Sometimes we set standards that are so high, they discourage action. Do you have to make a life-changing difference in the community to be credited with having made a social change or is it enough that you don’t add to the burdens of the community?
Wow! That leaves out a lot of ventures that fit my definition of social change. I think social change has a broader definition, one that includes local and incremental changes.
Little Things Mean a Lot
In my neighborhood, members of two block associations got together to form a non profit, dedicated to the well-being of the elderly in their neighborhood. They’ve set up social events, from writing groups to holiday parties, as well as a database of people willing to help out with errands, chores or trips to the doctor.
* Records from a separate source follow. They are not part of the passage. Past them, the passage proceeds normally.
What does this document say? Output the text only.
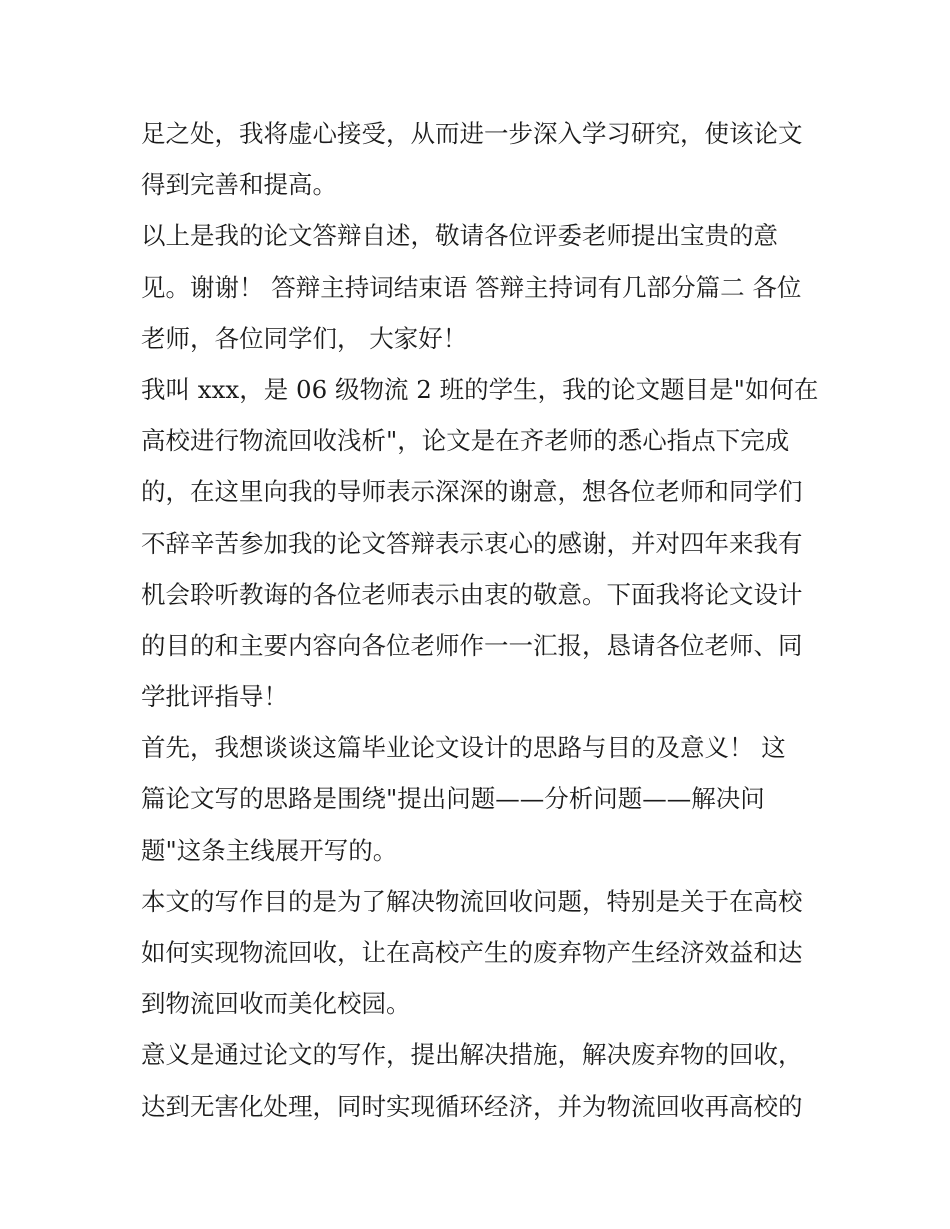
足之处，我将虚心接受，从而进一步深入学习研究，使该论文
得到完善和提高。

以上是我的论文答辩自述，敬请各位评委老师提出宝贵的意
见。谢谢！ 答辩主持词结束语 答辩主持词有几部分篇二 各位
老师，各位同学们， 大家好！

我叫 xxx，是 06 级物流 2 班的学生，我的论文题目是"如何在
高校进行物流回收浅析"，论文是在齐老师的悉心指点下完成
的，在这里向我的导师表示深深的谢意，想各位老师和同学们
不辞辛苦参加我的论文答辩表示衷心的感谢，并对四年来我有
机会聆听教诲的各位老师表示由衷的敬意。下面我将论文设计
的目的和主要内容向各位老师作一一汇报，恳请各位老师、同
学批评指导！

首先，我想谈谈这篇毕业论文设计的思路与目的及意义！ 这
篇论文写的思路是围绕"提出问题——分析问题——解决问
题"这条主线展开写的。

本文的写作目的是为了解决物流回收问题，特别是关于在高校
如何实现物流回收，让在高校产生的废弃物产生经济效益和达
到物流回收而美化校园。

意义是通过论文的写作，提出解决措施，解决废弃物的回收，
达到无害化处理，同时实现循环经济，并为物流回收再高校的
Have they changed the world? Well, that depends on how you define “world.” They’ve certainly changed the lives of the elderly people who now feel safer because they know their neighbors are willing to help them out.
That comes within my definition of social change.
In 2008, the workers at Republic Windows and Doors peacefully sat-in at their factory when fired without severance or back pay. In the end, they got their pay and the factory was re-opened under a new owner.
Their action directly benefited only them but inspired union organizers and advocates for workers rights around the nation, and because of the attention the sit-in brought, the CEO was eventually arrested.
Shifting the Paradigm
Social change can be global, such as UNIFEM’s program of educating village leaders about the harm caused by female genital mutilation; when the leaders to buy into ending the practice, the practice is ended.
Now that’s social change by any definition! And it fits the Wikipedia definition.
There’s a Whole Lot of Changing Goin’ on
The Social Change Website links to 980 agencies that fit its definition of social change. They range from Habitat for Humanity, which provides housing, to the Innocence Project, which provides legal services. Many of the organizations are advocacy groups rather than service providers. Do they fit the definition of social change?
What is your definition of social change? How big does it have to be? Who’s made a change that you admire?